Glass - Solid or Liquid?
I pretty much remember only one thing from my high school physical science class. You know, the class before chemistry and physics where they try to teach you about the scientific method, states of matter, and planets without a single equation. I remember very clearly the day the teacher informed us that glass was not a solid but in fact super-cooled liquid. I was skeptical at first but I was told that there is evidence. You see, I was told, window pains on medieval buildings have become thicker at the bottom then at the top because the glass is actually flowing very slowly. I was shocked and amazed. I thought this would be a great topic to bring up at cocktail parties when I grow up. "Hey there pretty lady, did you know that champagne glass you're holding is actually a super-cooled liquid?" I never had a chance to use that line but I'm sure it would have worked.
The problem: he was wrong. The consensus these days is that glass is not a super-cooled liquid but in fact an amorphous solid. The confusion comes about for two reasons:
- Structurally, glasses are similar to liquids. Many solids have a crystalline structure on microscopic scales with molecules arranged in a regular lattice. The molecules in glass have a disordered arrangement, but sufficient cohesion to maintain some rigidity. In this state it is often called an amorphous solid or glass (see reference).

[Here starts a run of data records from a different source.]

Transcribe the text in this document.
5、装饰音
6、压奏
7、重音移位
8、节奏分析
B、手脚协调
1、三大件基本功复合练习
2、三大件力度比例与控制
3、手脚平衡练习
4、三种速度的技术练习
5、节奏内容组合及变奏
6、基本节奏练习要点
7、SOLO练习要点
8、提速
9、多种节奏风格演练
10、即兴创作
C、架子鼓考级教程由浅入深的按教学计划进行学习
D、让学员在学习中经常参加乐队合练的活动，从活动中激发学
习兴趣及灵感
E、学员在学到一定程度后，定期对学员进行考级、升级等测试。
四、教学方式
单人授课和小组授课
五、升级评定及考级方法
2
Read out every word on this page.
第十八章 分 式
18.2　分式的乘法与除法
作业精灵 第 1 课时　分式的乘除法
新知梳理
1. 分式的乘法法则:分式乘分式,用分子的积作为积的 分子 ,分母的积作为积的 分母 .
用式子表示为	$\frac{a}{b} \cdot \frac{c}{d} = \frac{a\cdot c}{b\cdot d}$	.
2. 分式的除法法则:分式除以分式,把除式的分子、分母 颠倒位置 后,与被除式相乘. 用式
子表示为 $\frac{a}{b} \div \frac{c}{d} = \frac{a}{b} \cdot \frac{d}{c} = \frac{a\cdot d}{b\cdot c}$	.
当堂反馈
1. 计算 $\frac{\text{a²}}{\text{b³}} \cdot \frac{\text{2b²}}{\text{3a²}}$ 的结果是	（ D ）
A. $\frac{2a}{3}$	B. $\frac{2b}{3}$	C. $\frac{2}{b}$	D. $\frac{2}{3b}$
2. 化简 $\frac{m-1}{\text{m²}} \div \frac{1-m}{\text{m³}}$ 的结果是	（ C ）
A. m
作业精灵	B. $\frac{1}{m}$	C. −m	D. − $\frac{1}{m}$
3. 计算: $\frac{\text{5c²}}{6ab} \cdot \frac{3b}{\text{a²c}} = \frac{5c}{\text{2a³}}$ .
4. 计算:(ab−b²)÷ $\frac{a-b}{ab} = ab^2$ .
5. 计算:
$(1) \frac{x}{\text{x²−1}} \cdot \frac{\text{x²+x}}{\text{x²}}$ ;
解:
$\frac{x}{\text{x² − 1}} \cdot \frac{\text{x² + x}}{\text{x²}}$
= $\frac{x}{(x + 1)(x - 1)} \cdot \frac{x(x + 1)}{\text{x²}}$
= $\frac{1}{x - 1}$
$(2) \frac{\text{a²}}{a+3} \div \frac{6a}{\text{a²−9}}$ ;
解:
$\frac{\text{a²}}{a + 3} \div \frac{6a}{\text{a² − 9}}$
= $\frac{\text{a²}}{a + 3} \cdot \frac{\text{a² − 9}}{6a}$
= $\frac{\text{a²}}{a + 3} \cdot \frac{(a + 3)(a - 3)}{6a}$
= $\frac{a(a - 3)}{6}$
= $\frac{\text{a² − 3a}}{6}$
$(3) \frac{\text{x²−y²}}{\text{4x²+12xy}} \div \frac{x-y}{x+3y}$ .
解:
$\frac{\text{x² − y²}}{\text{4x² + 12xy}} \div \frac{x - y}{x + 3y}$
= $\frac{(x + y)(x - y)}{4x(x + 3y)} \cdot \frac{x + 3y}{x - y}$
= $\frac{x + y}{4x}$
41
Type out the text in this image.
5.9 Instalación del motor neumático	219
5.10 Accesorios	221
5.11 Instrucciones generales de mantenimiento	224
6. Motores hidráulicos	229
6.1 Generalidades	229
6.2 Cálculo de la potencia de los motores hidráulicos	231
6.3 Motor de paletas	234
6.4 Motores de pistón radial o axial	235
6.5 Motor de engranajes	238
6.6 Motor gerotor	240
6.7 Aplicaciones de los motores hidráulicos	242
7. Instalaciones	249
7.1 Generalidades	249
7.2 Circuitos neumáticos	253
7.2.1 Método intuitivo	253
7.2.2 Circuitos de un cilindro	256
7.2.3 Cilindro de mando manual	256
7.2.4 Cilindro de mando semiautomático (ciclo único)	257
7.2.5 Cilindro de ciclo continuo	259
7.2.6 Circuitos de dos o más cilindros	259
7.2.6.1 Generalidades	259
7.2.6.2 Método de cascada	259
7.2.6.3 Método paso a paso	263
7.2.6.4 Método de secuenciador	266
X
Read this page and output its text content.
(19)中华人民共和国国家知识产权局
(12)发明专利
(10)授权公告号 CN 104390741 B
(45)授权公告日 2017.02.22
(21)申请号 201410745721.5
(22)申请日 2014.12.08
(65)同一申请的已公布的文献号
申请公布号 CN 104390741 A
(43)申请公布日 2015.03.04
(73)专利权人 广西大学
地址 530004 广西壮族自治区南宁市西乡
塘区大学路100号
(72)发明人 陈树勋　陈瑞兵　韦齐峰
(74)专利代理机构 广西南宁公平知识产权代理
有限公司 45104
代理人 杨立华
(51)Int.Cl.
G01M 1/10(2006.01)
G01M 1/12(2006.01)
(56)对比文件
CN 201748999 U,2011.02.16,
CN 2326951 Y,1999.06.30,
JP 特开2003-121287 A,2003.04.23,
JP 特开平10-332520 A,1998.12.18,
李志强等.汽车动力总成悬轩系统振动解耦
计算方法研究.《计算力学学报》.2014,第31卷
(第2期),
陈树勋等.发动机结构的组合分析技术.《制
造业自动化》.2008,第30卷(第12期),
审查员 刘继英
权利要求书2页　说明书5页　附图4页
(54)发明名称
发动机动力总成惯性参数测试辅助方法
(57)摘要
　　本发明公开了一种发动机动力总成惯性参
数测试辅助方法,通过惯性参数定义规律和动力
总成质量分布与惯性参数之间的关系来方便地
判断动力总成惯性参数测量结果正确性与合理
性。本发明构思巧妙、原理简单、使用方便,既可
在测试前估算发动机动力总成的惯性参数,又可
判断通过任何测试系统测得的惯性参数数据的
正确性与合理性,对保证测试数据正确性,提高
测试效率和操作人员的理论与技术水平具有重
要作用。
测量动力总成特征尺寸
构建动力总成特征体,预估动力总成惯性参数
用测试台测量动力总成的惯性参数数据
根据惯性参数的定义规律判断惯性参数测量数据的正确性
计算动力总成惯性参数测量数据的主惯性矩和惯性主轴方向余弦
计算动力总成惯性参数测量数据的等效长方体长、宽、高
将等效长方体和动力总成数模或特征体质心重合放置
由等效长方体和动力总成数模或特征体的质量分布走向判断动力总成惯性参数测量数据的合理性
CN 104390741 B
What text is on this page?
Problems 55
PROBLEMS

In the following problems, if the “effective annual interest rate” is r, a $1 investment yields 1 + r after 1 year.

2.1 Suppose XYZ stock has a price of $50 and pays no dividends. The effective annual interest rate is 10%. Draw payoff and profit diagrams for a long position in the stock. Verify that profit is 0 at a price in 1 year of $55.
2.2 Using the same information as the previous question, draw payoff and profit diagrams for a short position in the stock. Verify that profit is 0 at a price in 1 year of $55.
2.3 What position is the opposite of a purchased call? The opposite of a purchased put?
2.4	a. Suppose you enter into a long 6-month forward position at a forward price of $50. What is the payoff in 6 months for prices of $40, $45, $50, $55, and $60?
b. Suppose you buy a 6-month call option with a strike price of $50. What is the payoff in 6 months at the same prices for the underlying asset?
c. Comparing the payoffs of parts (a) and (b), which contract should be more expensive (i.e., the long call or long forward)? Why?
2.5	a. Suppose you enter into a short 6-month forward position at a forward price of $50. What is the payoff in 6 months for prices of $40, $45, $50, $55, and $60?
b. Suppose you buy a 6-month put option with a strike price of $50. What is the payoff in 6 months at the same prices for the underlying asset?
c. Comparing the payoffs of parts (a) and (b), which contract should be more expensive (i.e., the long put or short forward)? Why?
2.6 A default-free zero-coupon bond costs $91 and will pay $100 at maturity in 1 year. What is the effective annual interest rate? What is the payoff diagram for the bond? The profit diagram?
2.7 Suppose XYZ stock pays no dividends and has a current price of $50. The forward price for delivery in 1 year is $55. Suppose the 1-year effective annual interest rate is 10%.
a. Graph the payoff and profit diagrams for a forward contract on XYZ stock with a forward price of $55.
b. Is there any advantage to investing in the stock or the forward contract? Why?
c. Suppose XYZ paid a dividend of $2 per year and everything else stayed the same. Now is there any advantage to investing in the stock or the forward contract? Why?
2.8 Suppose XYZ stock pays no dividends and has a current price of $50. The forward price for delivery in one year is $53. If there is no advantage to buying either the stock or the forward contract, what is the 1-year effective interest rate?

- Because of the molecular structure of glass there is no first order phase transition as it cools (in other words it doesn't appear to have a distinct melting point). In a solid there is a sharp distinction between the solid and the liquid state, that is separated by a first order phase transition. Some people claim that glass is actually a super-cooled liquid because there is no first order phase transition as it cools. In fact, there is a second order transition between the super-cooled liquid state and the glass state, so a distinction can still be made (see reference).
As for the window panes. It appears that the glass making techniques of the time were not very good and resulted in noticeable thickness differences across a sheet. When placing the glass in the windows, builders would place the thicker side on the bottom for greater support. "If medieval glass has flowed perceptibly, then ancient Roman and Egyptian objects should have flowed proportionately more but this is not observed" (see reference). Egyptian glass would now be puddles of glass.
In essence the question of what state of matter glass is in doesn't have an easy answer. The general consensus among those who know is that it is an amorphous solid (see reference). Perhaps glasses should be placed into a new state of matter rather then try to define it based on the "classes" of matter invented by ancient Greek scientists 2500 years ago (see reference).